The Real Consequences
The results of this inequality go beyond the wealth getting wealthier. It's about people spending additional funds for their healthcare, rent and vet bills without seeing any meaningful wage increases. And Collins said the hardship and discontent of this kind of society can lead to serious unrest.
"The most powerful affluent rulers understand people are being excluded [and] are economically suffering," Collins said, adding that conservative politicians have been good at tapping into a potent "fake grassroots movement".
Policy Situation
The paradox, Collins points out in his book, is that government officials have appointed a string of billionaires to government roles. Along with wealthy entrepreneurs who had brief but powerful roles overseeing significant decreases to the federal workforce, other important roles for commerce, treasury, education and the interior are also all billionaires.
This government structure, along with help from political partners, helped pass huge tax bills, which will make lasting reductions for the wealthy and corporations.
The Path Forward
While political parties continue to argue that foreign entry and bad trade agreements are the source of everyone's economic problems, "the challenge is: Will the other major party, which has also been captured by the billionaires and big money, be able to meaningfully address the underlying harms?" Collins said.

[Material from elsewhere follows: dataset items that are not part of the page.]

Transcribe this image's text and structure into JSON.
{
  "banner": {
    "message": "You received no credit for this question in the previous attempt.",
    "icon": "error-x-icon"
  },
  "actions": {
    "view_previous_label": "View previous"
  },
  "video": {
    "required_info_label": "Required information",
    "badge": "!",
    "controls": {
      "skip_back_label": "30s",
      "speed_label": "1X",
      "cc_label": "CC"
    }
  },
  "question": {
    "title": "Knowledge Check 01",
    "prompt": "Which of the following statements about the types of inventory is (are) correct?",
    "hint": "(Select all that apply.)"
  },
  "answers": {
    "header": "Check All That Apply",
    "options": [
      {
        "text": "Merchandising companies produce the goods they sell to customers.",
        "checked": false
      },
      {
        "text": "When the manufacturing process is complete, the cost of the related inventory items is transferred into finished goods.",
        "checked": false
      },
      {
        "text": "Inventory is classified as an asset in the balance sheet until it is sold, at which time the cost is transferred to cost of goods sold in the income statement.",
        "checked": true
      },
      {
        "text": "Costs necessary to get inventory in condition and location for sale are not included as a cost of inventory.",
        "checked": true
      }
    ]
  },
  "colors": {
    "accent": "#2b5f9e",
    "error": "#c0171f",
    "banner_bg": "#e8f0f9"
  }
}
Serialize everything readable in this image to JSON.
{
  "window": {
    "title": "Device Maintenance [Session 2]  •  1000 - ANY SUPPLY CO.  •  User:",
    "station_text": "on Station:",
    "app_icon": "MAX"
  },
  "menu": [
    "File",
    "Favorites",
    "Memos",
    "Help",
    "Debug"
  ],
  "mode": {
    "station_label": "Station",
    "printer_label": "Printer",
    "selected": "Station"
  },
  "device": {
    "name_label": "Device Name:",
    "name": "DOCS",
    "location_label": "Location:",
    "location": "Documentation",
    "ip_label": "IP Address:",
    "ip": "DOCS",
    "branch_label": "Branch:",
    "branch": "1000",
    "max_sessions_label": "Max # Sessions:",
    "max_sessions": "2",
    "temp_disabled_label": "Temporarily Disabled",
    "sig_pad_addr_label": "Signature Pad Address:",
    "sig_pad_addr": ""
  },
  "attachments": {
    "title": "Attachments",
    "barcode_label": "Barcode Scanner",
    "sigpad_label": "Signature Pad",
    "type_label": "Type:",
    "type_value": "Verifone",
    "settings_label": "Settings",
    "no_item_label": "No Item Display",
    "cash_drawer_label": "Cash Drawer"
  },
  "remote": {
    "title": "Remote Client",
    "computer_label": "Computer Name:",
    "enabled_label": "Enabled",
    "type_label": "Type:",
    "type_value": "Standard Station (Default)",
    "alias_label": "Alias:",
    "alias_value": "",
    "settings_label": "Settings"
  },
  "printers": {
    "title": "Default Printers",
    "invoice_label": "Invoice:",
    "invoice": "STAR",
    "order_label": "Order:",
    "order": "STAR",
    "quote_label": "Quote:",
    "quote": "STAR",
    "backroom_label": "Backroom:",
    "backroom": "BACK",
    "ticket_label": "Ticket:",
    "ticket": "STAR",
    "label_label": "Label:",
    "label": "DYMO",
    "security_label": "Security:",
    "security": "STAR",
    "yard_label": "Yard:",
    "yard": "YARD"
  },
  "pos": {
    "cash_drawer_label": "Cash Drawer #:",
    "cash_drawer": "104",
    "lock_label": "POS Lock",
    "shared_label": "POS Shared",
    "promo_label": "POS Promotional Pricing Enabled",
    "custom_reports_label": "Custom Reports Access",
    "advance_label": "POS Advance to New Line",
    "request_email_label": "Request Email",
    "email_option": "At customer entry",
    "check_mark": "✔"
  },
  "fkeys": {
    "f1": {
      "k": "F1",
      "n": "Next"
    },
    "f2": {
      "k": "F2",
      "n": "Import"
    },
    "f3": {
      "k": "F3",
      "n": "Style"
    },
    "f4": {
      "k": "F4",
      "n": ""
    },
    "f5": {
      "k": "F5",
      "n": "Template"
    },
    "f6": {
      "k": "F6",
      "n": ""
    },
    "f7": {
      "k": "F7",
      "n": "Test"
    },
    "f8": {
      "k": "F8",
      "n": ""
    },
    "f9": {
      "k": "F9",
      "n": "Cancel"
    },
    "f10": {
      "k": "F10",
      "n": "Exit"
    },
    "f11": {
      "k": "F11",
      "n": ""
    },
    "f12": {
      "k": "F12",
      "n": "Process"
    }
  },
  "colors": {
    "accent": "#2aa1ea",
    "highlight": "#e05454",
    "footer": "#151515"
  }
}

Liberal leaders, he argues, know what policies are needed to "alter economic flow", including significant reforms to the tax system, raising the minimum wage and strengthening unions.
"It was so, so close, and the bill really did reflect the will of the majority of people who really want lawmakers to address some of these critical challenges," Collins said. "Wealthy influence is not about developing so much as blocking. It's easier to block than it is to make something substantial take place, but the historical precedent is there. We know what that looks like."
Collins is optimistic that there can be change, but said it would require sustained political momentum.
"It may be quickly that the tide turns, and then it really is about maintaining a continuous public campaign to make progress on this profound imbalance we're living in," he said. "We can solve this. It is solvable."